Foto: REUTERS/Brendan McDermid

Donald Trump war einmal Michael Cohens großes Vorbild. Der Reichtum, der Glamour, die Schlagzeilen, das alles hat schon dem Teenager Michael Cohen sehr imponiert. Gleich zweimal, plauderte er vor Jahren aus, las er in seiner Jugend "The Art of the Deal", den von einem Ghostwriter verfassten Business-Ratgeber des Bauunternehmers. Kein anderes Buch, sagte er, habe er so lehrreich gefunden wie dieses.

Später, im Taxigeschäft New Yorks zu Geld gekommen, kaufte er ein Apartment im Trump World Tower, einem 72 Stockwerke hohen Wolkenkratzer ganz in der Nähe des UN-Hauptquartiers am East River.
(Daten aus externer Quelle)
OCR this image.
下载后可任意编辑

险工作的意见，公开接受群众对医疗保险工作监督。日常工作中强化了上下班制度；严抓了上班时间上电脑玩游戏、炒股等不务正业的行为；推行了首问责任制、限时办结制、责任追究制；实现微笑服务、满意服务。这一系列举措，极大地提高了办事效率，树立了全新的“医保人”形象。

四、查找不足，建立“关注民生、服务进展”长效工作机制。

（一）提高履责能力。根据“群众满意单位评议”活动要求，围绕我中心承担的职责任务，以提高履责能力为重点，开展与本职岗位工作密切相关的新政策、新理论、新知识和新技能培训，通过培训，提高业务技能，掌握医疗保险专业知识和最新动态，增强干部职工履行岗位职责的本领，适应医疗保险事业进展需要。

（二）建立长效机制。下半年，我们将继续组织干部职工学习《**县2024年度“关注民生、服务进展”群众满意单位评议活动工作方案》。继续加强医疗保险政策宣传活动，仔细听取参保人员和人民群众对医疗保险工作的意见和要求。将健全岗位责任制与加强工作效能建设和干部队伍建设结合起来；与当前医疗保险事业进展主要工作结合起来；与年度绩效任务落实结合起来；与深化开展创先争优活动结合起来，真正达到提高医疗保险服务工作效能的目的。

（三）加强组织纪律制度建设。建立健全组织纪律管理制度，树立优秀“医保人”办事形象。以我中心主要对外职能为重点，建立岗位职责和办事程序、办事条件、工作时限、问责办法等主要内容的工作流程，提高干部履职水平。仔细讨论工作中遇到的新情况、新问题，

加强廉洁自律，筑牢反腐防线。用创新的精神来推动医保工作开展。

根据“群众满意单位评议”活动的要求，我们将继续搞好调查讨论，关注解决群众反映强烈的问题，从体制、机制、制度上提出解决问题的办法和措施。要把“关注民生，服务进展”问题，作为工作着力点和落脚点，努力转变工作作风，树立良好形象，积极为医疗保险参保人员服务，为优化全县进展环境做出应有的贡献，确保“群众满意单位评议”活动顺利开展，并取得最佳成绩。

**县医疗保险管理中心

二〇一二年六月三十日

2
Dem ersten Immobiliendeal folgten weitere, in Gebäuden namens Trump Palace und Trump Park Avenue, bis ihn die Trump-Organisation als Juristen einstellte. Cohen war mehr als nur ein Anwalt, er brachte Geschäftsideen ein, knüpfte Kontakte, bisweilen war er zuständig fürs Grobe.

Seiner beinharten Methoden wegen kam er zu seinem Spitznamen: Tom, nach Tom Hagen, im Film "Der Pate" der Consigliere des Mafiabosses Vito Corleone. Noch vor zwei Jahren beschrieb er seine Rolle mit Sätzen, die an einen Leibwächter denken ließen. "Ich bin der Typ, der eine Kugel abfangen würde, würde jemand auf den Präsidenten schießen", sagte er dem Magazin "Vanity Fair". "Ich würde niemals davonrennen."

Moralischer Kompass

Vor Gericht in Manhattan, wo sich der Jurist für unterschlagene Steuern ebenso verantworten musste wie für die Zahlung von Schweigegeld im Wahlkampf, haben sich die Treueschwüre dann in ihr Gegenteil verkehrt. Blinde Loyalität gegenüber Trump habe ihn seinen moralischen Kompass vergessen lassen, gab er reumütig zu Protokoll. "Wieder und wieder empfand ich es als meine Pflicht, seine schmutzigen Taten zu vertuschen." Trump bezichtigte Cohen anschließend der Lüge.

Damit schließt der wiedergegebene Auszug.